Note that there are situations in which an IT consulting company is not required to file an amended H-1B petition, despite the change in worksite location. For example, if the H-1B employee is moving to a new job location within the same metropolitan statistical area (MSA), a new LCA is not required. However, the IT consulting company would still need to post the previously approved LCA in a conspicuous area at the new worksite location.6
Other exceptions to the H-1B amendment rule include situations in which the H-1B employee is required to work at a new worksite location for less than 30 days. For example, if the H-1B employee is placed at a nonworksite location, or when the work is “peripatetic in nature,” such as situations in which the primary job is at one location but the H-1B employee occasionally travels for short periods to other locations “on a casual, short-term basis, which can be recurring but not excessive,”7 then an H-1B amendment petition does not need to be filed.
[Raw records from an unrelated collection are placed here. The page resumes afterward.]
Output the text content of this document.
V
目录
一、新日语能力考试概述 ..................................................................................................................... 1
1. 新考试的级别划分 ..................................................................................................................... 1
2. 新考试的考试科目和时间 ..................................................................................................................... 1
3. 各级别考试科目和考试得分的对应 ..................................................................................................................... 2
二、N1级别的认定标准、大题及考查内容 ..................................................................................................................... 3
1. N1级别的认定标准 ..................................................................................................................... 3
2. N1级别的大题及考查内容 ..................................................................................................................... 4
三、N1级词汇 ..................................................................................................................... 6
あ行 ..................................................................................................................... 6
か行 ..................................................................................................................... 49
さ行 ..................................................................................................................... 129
Matter of Simeio Solutions, LLC creates a major headache for technology companies that use H-1B employees to staff short-term projects, while at the same time conforming to the current H-1B regulations and overcoming the limitations of the annual H-1B cap.
What is particularly troubling about the decision, and the impediments it creates for technology companies, is that it flies in the face of the conventional wisdom among U.S. immigration practitioners and experts alike, which is that there is a direct positive correlation between the number of H-1B nonimm-igrants and employment gains in the United States. In fact, the reform advocacy group Partnership for a New American Economy (PNAE) conducted research that analyzed various economic and statistical factors regarding high-skilled workers and concluded:
[T]he 178,000 visas for computer workers that were randomly denied to U.S. employers in the country’s 236 metropolitan areas due to the 2007 and 2008 visa lotteries came at a huge cost to our economy. If those visas had been successful, U.S. cities would have boasted as many as 231,000 additional jobs for U.S.-born computer workers by 2009–2010, including as many as 188,000 jobs for less-skilled Americans—a group that was particularly impacted by the recent recession. This report demonstrates why the country—and the tech sector in particular—is urgently in need of immigration reform. The hundreds of thousands of jobs—and millions more in wages—that could have been created for U.S.-born workers in the absence of the H-1B visa lotteries represent much more than just well-paid positions and professional opportunities for tens of thousands of American families.8
It appears, though, that efforts are being made by the American Immigration Lawyers Association (AILA) and numerous other national technology associations to convince USCIS to reverse the AAO’s decision. Should those efforts be successful, technology companies and practitioners alike may finally find some reprieve. Stay tuned.
1. 20 C.F.R. § 655.731(c)(6)(ii), (7)(i).
2. 8 C.F.R. § 214.2(h)(2)(i)(E).
3. 26 I. & N. Dec. 542 (AAO 2015).
4. Id. at 549 (footnote omitted).
5. See U.S. Citizenship & Immigration Servs., PM-602-1020, USCIS Final Guidance on When to File an Amended or New H-1B Petition after Matter of Simeio Solutions, LLC (July 21, 2015).
6. 8 C.F.R. § 214.2(h)(4).
7. 20 C.F.R. § 655.715.
8. Giovanni Peri et al., P’ship for a New Am. Econ., Closing Economic Windows: How H-1B Visa Denials Cost U.S.-Born Tech Workers Jobs and Wages during the Great Recession 26 (2014).